All the world major institutions like the British Royal Society, the American National Academy of Science, The American Medical Association and the World Health Organisation confirm that GMOs are not dangerous. All of the GMO foods currently available on the market have been tested, but many especially exotic transgenic pairings are still under investigation.
The debate about GMOs gets more complicated by the fact that much of the research is done by multinational companies that have an inherent conflict of interest. The Genetic Engineering Risk Atlas has collected more than 1,000 studies and found that about 30% were independent. They published their systematic review in 2013 looking at the last decade of GMO studies to describe the scientific consensus. The Genetic Engineering Risk Atlas “has not detected any significant hazards directly connected with the use of GE crops; however, the debate is still intense."
Through the application of scientific knowledge humans now have the ability to influence nature in more radical ways than ever before.
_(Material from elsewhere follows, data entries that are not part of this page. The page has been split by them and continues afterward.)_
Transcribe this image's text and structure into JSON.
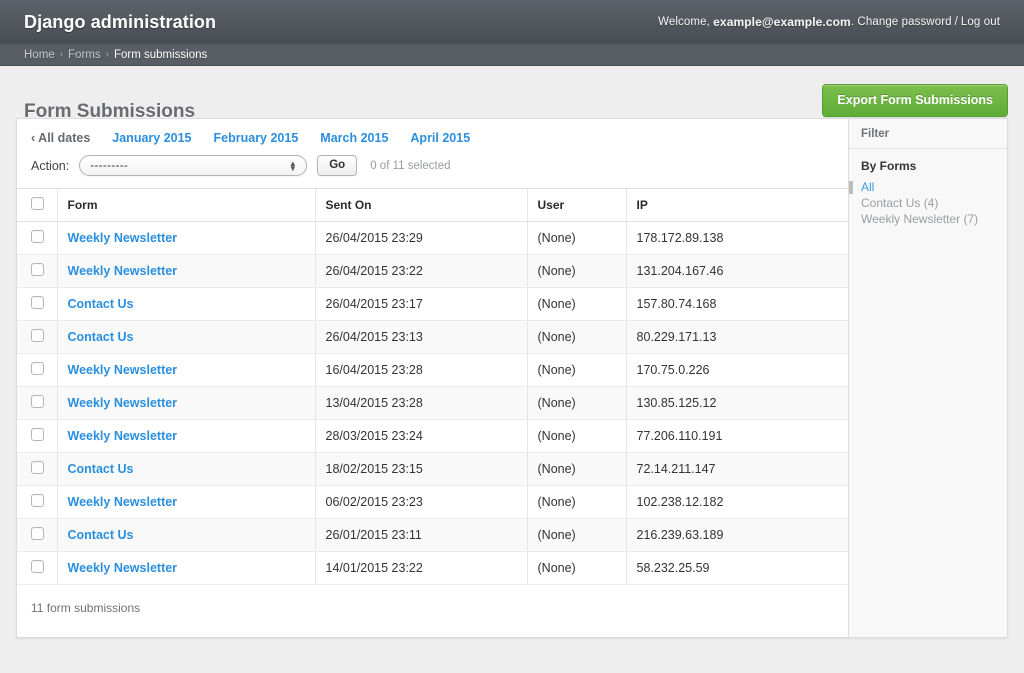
{
  "header": {
    "site_name": "Django administration",
    "welcome_prefix": "Welcome,",
    "username": "example@example.com",
    "welcome_suffix": ".",
    "change_password": "Change password",
    "separator": "/",
    "logout": "Log out"
  },
  "breadcrumbs": {
    "home": "Home",
    "forms": "Forms",
    "current": "Form submissions",
    "separator": "›"
  },
  "page": {
    "title": "Form Submissions",
    "export_button": "Export Form Submissions"
  },
  "date_hierarchy": {
    "all_dates": "All dates",
    "chevron": "‹",
    "months": [
      "January 2015",
      "February 2015",
      "March 2015",
      "April 2015"
    ]
  },
  "actions": {
    "label": "Action:",
    "selected_option": "---------",
    "options": [
      "---------"
    ],
    "go_button": "Go",
    "selection_note": "0 of 11 selected"
  },
  "table": {
    "columns": [
      "Form",
      "Sent On",
      "User",
      "IP"
    ],
    "rows": [
      {
        "form": "Weekly Newsletter",
        "sent_on": "26/04/2015 23:29",
        "user": "(None)",
        "ip": "178.172.89.138"
      },
      {
        "form": "Weekly Newsletter",
        "sent_on": "26/04/2015 23:22",
        "user": "(None)",
        "ip": "131.204.167.46"
      },
      {
        "form": "Contact Us",
        "sent_on": "26/04/2015 23:17",
        "user": "(None)",
        "ip": "157.80.74.168"
      },
      {
        "form": "Contact Us",
        "sent_on": "26/04/2015 23:13",
        "user": "(None)",
        "ip": "80.229.171.13"
      },
      {
        "form": "Weekly Newsletter",
        "sent_on": "16/04/2015 23:28",
        "user": "(None)",
        "ip": "170.75.0.226"
      },
      {
        "form": "Weekly Newsletter",
        "sent_on": "13/04/2015 23:28",
        "user": "(None)",
        "ip": "130.85.125.12"
      },
      {
        "form": "Weekly Newsletter",
        "sent_on": "28/03/2015 23:24",
        "user": "(None)",
        "ip": "77.206.110.191"
      },
      {
        "form": "Contact Us",
        "sent_on": "18/02/2015 23:15",
        "user": "(None)",
        "ip": "72.14.211.147"
      },
      {
        "form": "Weekly Newsletter",
        "sent_on": "06/02/2015 23:23",
        "user": "(None)",
        "ip": "102.238.12.182"
      },
      {
        "form": "Contact Us",
        "sent_on": "26/01/2015 23:11",
        "user": "(None)",
        "ip": "216.239.63.189"
      },
      {
        "form": "Weekly Newsletter",
        "sent_on": "14/01/2015 23:22",
        "user": "(None)",
        "ip": "58.232.25.59"
      }
    ],
    "result_count": "11 form submissions"
  },
  "filter": {
    "title": "Filter",
    "groups": [
      {
        "heading": "By Forms",
        "items": [
          {
            "label": "All",
            "selected": true
          },
          {
            "label": "Contact Us (4)",
            "selected": false
          },
          {
            "label": "Weekly Newsletter (7)",
            "selected": false
          }
        ]
      }
    ]
  },
  "colors": {
    "header_bg": "#52565d",
    "breadcrumb_bg": "#595d64",
    "link_blue": "#2b8fe0",
    "export_green": "#5ead37",
    "page_bg": "#eeeeee"
  }
}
The genetic manipulation promises to produce food with greater nutritional value, to diversify the places that food can be grown, and even plant trees that can counter the effects of pollution.
Genetic engineering, however, comes with costs and there are many questions that remain unanswered, for example, what can we lose by creating the super weeds that are resistance to pesticides? What does is mean to eat food that actually doesn’t look like food and which technology is elusive to most of us? What real choices can we make knowing that what we eat is delivered by controversial agrochemical biotechnology corporations and not even labeled? What does it say about the human attitude towards the domination of nature? How can we minimise the risk that comes with GMO like the possibility of uncontrolled transfer of bacteria? What impact does this process have on our planet?
Personal responsibility and the freedom of choice come with information, knowledge, awareness and transparency. Since GMO has become the symbol of everything humans dislike about industrial and corporate control, these ethical and social questions are legitimate and worth reflecting on.